Intelligent Document Processing, which is a general term for end-to-end digitalization of document-centric processes, comprises three main components:
Optical Character Recognition, which generates machine-readable text from images
Data Extraction, which turns unstructured data (OCR-generated or extracted from a PDF) into structured key-value pairs
Process Automation, which automates or facilitates validation and system entry of structured data
In this article we will focus on component #2, data extraction.
There are, generally speaking, two approaches to document data extraction: template-centric and AI-centric.
Template-centric data extraction allows the machine to be instructed to isolate certain sections of text based on their position and proximity to certain anchor keywords. The operator has to create a template for every group of similarly-structured documents (e.g. invoices from the same supplier).
Pros:
High reliability of data extraction for static documents
Relatively low computational intensity
Cons:
Considerable effort is required to set up the template library
Template library requires active management to remain up-to-date
Changes in document layouts lead to false positive results
Template-centric data extraction was the first practical approach to process digitized documents at scale. Historically, it has enabled intelligent document processing and still remains widely used in enterprise applications.
AI-centric data extraction is a more recent approach, focused on using machine learning techniques to leverage data relationships within a document. Neural networks and deep learning algorithms are most commonly used for this purpose, although other algorithms such as random forests or SVMs can be used with good results, too.

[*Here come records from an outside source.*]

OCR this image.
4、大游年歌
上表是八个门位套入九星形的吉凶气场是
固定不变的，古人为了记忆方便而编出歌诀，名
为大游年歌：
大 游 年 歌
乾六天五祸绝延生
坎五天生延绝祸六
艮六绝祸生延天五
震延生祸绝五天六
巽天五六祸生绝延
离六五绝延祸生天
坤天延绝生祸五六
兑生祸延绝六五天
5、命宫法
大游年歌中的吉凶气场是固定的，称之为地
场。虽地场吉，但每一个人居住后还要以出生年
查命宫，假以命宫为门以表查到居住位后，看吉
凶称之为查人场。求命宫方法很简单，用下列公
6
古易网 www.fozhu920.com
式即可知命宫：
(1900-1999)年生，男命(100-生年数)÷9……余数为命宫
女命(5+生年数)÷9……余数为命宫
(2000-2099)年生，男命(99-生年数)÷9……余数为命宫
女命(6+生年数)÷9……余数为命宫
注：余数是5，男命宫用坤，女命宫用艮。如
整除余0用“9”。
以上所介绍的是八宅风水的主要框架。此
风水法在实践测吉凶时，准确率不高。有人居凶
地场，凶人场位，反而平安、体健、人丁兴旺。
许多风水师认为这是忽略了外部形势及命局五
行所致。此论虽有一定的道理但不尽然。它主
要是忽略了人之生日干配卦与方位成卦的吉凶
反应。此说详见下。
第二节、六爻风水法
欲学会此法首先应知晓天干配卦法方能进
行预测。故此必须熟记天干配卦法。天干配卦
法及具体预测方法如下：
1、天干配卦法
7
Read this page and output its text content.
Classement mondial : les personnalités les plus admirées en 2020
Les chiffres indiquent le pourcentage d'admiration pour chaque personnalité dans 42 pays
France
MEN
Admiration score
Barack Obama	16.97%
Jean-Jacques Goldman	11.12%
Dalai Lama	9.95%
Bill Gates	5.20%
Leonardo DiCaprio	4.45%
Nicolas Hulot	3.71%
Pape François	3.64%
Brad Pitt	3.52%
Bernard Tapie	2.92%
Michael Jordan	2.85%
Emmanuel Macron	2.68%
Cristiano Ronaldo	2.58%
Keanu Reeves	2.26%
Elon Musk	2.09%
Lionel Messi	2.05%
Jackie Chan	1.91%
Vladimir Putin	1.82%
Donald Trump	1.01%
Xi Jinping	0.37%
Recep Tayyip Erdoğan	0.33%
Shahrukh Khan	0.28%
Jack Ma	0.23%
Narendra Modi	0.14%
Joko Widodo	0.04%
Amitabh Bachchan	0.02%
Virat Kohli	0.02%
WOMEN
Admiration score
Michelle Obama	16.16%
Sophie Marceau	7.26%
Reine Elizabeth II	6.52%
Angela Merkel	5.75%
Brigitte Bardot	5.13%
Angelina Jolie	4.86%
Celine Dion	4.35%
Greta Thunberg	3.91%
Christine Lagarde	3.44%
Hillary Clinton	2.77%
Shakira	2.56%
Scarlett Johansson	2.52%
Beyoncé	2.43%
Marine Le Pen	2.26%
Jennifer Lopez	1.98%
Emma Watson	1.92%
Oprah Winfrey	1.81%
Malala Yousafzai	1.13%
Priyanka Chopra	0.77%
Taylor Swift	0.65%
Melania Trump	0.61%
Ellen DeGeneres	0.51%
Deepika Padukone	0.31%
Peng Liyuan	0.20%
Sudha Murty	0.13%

AI-centric approaches evaluate various features for each data token: data type, text size, text color, position, aligned tokens etc. to match their values with relevant labels. Key-value pairs with the highest confidence levels are returned by the algorithm.
Pros:
No template set-up or maintenance required
Trained model can be scaled across multiple users, further multiplying its learning potential
Cons:
Requires a sizable initial training dataset
Initial model training is computationally intensive
Requires substantial machine learning competencies
AI-centric data extraction is rapidly gaining popularity due to its versatility and scalability, with multiple providers recently emerging in the market to satisfy the growing demand. Commercial providers are adding value along several dimensions:
Implementing machine learning algorithms
Providing pre-trained models for selected applications
Providing cloud infrastructure for training and operating the models
Using a specialized provider effectively alleviates the drawbacks of AI-centric document extraction, although of course it comes at a price. However, even today the cost of an AI-centric solution is competitive compared to a template-centric one.
Major cloud providers (Google, Amazon, Microsoft) are all offering AI-centric data extraction models, both general-purpose and specialized for use cases such as invoice, receipt, ID or drivers license data extraction. Other providers are building on top of their models, while others offer proprietary solutions.

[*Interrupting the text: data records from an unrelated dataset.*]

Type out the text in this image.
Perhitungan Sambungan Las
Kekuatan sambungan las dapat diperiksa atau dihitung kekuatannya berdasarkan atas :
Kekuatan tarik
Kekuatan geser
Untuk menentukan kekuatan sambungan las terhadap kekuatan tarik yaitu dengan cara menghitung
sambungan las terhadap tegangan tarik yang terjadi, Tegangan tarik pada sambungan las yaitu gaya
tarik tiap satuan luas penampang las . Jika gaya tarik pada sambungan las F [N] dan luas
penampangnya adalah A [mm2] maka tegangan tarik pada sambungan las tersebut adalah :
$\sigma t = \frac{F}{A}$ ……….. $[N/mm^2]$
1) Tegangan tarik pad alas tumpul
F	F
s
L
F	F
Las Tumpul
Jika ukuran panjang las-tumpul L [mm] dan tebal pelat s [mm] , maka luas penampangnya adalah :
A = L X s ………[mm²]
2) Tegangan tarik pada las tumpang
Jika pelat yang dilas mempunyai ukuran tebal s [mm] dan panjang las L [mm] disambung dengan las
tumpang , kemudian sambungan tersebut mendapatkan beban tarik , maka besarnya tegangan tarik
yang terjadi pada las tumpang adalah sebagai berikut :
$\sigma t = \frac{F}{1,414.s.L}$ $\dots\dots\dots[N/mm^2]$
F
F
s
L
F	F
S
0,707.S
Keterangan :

The provider landscape for data extraction solutions is very heterogenous, comprising independent focused vendors (e.g. Nanonets, Taggun, Mindee), cloud computing players (e.g. Google, Amazon, Microsoft), full-stack IDP providers (e.g. Kofax, Rossum, ABBYY), RPA vendors (e.g. UiPath, Automation Anywhere) and automation solution providers (e.g. F-ONE, Nividous). We believe that the customers are well-advised to choose the AI-centric approach to data extraction, and to consider their specific solution requirements in vendor selection.